Regenerasi Madrid: Potensi Besar, Tapi Masih Rapuh
Musim panas lalu, Madrid mendatangkan lima pemain baru: Dean Huijsen, Trent Alexander-Arnold, Franco Mastantuono, Alvaro Carreras, dan penyerang muda Gonzalo Garcia. Rata-rata usia mereka di bawah 22 tahun, bukti nyata strategi regenerasi klub.
Namun, pengalaman tidak bisa dibeli dengan cepat. Huijsen, yang sempat tampil menjanjikan, kini dikritik karena beberapa kesalahan fatal. Alexander-Arnold, meski berusia lebih matang, masih terlihat canggung dalam adaptasi. Ia dikenal pendiam, dan butuh waktu untuk menjadi figur berpengaruh di tim.
Sementara itu, Alonso berupaya menumbuhkan pemimpin baru dari dalam. Valverde dan Aurelien Tchouameni menjadi contoh pemain yang bekerja keras tanpa banyak bicara, sementara Bellingham diharapkan bisa mengisi ruang emosional yang ditinggalkan Modric. Tapi semuanya masih dalam proses panjang.
Tanpa sosok-sosok kuat di ruang ganti, ketegangan kecil bisa dengan mudah berkembang menjadi masalah besar. Klub sadar bahwa musim ini bukan hanya tentang hasil, tetapi juga membangun kembali fondasi psikologis tim.
Tekanan Meningkat Menjelang Ujian Berat
Bagi Madrid, periode dua pekan ke depan bisa menentukan arah musim. Mereka akan menghadapi Juventus di Liga Champions, lalu El Clasico melawan Barcelona, dan kemudian Liverpool di Eropa. Setiap kesalahan sekecil apa pun berpotensi menghidupkan kembali keraguan terhadap proyek Alonso.

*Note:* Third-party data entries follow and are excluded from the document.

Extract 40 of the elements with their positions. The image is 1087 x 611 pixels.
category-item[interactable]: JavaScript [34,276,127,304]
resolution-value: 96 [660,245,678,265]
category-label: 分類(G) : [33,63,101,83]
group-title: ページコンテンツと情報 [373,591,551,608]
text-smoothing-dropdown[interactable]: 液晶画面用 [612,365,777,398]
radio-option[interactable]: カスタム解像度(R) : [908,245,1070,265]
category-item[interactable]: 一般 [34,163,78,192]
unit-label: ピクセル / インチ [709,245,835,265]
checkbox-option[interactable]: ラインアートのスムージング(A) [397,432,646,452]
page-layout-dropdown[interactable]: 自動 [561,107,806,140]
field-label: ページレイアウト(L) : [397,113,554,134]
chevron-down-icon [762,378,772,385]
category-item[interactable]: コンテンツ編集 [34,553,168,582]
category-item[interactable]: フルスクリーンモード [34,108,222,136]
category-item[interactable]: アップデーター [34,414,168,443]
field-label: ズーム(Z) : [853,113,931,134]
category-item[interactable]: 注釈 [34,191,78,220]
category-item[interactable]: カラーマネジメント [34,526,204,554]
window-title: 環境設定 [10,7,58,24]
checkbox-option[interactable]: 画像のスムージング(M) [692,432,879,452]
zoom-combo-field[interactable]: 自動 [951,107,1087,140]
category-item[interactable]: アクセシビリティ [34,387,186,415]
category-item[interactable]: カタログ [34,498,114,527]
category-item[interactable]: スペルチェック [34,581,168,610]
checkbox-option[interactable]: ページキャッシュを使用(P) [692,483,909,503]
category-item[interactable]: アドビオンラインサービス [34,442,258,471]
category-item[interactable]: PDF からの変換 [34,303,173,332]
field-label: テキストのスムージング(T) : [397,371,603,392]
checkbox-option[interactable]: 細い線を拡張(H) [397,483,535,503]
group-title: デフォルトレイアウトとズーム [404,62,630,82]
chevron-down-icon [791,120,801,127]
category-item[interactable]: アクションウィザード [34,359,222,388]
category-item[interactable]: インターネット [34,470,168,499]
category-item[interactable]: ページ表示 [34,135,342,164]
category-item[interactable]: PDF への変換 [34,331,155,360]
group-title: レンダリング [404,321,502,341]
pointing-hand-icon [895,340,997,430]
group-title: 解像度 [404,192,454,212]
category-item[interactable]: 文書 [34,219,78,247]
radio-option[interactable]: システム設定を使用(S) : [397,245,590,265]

Salah satu sumber dalam klub menggambarkan situasi ini dengan metafora menarik: “Seperti pemain yang baru saja mendapat kartu kuning di awal laga.” Artinya, Alonso harus berhati-hati, setiap keputusan, setiap hasil, kini akan diperhitungkan secara ganda.
Kekalahan besar dari Atletico beberapa pekan lalu masih membekas. Banyak yang mengingatnya sebagai pengulangan dari kegagalan di Piala Dunia Antarklub, saat Madrid kalah 0-4 dari PSG. Luka lama itu membuat setiap kekalahan baru terasa dua kali lebih berat.